In that game, the Celtics did very little right in the first half against a high-scoring Spurs squad. And the result was a double-digit halftime deficit. Then came the second half, one in which Boston's defense clamped down. Before you could say, 'Avery Bradley scores again,' the Celtics were back in the game.
"I think they had 53 points the first half?" C's Kevin Garnett said after the loss.
Actually, it was worse. The Spurs had 59 at the half to Boston's 48.
"That was probably the focus of our second half; to be more disciplined on defensive strategy," Garnett continued. "I thought we did that, man. Tough team; there's a reason why they're second in the West."
Things won't get any easier tonight against Chicago (42-13) which has the best record in the Eastern Conference. Boston's ability to go into 'post-all-star break' mode will go far in their quest to knock off the hard-charging Bulls who are looking to avoid their first three-game losing streak of the season. Here we'll examine other keys to tonight's game between Boston and Chicago.
WHAT TO LOOK FOR -- Boston's rebounding struggles are an issue unto themselves. But they really become problematic when it comes to second-chance points. You look back at Wednesday's 87-86 loss to San Antonio, and arguably the biggest shot of the night was made by Matt Bonner with less than a minute to play, a shot that came about because of San Antonio's ability to get multiple shot opportunities.

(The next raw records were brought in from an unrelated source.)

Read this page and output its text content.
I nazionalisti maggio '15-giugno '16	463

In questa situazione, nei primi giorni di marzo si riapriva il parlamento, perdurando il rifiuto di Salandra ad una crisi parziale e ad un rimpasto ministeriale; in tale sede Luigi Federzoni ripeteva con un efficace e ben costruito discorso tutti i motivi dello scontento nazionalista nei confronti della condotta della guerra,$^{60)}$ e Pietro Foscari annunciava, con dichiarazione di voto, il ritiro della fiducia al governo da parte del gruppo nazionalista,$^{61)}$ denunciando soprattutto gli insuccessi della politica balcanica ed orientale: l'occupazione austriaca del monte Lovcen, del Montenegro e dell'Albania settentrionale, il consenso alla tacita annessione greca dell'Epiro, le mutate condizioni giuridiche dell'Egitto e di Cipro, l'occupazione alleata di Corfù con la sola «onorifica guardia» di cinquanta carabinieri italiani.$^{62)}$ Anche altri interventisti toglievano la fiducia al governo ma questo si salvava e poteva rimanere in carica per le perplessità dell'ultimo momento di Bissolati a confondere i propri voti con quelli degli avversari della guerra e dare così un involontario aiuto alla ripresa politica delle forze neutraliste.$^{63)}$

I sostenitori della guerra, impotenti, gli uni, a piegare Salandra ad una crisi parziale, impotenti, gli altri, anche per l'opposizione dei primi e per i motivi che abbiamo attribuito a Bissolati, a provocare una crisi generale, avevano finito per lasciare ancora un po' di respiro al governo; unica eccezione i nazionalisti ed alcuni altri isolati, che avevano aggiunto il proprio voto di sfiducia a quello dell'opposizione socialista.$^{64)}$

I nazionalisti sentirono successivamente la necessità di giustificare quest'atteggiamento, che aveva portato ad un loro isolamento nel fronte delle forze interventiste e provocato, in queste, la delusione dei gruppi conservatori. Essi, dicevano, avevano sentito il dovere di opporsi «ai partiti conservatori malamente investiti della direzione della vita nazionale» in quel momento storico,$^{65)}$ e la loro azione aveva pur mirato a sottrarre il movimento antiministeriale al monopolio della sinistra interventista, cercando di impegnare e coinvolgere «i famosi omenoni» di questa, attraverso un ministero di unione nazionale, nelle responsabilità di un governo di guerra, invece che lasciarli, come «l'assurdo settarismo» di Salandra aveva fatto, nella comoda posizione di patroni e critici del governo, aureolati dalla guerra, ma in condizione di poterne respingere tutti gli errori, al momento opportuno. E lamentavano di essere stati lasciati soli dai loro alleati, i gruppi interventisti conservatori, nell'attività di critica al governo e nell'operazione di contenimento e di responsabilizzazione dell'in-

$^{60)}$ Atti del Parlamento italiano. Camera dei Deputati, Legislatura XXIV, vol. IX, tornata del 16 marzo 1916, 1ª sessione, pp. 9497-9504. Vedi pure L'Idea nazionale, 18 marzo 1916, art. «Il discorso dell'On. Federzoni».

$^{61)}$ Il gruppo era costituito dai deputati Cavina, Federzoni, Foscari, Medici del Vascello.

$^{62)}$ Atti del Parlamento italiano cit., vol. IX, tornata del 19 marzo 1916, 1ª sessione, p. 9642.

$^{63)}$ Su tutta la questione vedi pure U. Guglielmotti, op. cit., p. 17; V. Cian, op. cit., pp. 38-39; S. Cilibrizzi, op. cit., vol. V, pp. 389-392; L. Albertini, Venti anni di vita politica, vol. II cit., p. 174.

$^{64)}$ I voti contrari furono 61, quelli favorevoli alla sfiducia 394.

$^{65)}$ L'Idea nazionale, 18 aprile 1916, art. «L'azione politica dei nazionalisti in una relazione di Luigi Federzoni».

No team is better at getting second-chance points than the Bulls, who average 15.9 second-chance points per game which is tied with Utah for tops in the NBA. And it should come as no surprise that Boston, the league's worst rebounding team, is also among the NBA leaders in second-chance points given up. Boston gives up 14.2 second-chance points per game, the seventh-highest average in the NBA.
MATCHUP TO WATCH -- Kevin Garnett vs. Joakim Noah: You thought watching Kevin Garnett and Tim Duncan on Wednesday night was a treat? Watching KG and Noah go to battle? Even better. In their last meeting on Feb. 16, Garnett had a strong game with 18 points, 10 rebounds and a blocked shot. Noah also had a huge night, finishing with 15 points, 16 rebounds and most importantly, the victory.
PLAYER TO WATCH -- If he plays, and that's a big 'if' right now, all eyes will be on Derrick Rose. The reigning league MVP hasn't played since March 12 against New York. And even though this will be the fourth and final regular season meeting between these two teams, it's only the second time the C's could potentially see Rose on the floor. He missed the last two matchups with a back injury, and is currently out with a groin injury. However, his status is questionable after he was able to participate fully in Chicago's practice on Wednesday. "I really dont know. I felt good, but me playing (against Boston tonight), I dont know," Rose told reporters after practice. "Im able to run a little bit more, but not at my top speed. Top speed or not, Rose playing at all will only add to the list of concerns Boston has to worry about tonight.
STAT TO TRACK -- Keeping the Bulls from running will be among the many challenges Boston will face. The Bulls average 14 fast-break points per game which ranks 10th in the NBA. Meanwhile, the Celtics defense is only giving up 12.1 fast-break points per game which ranks seventh in the league.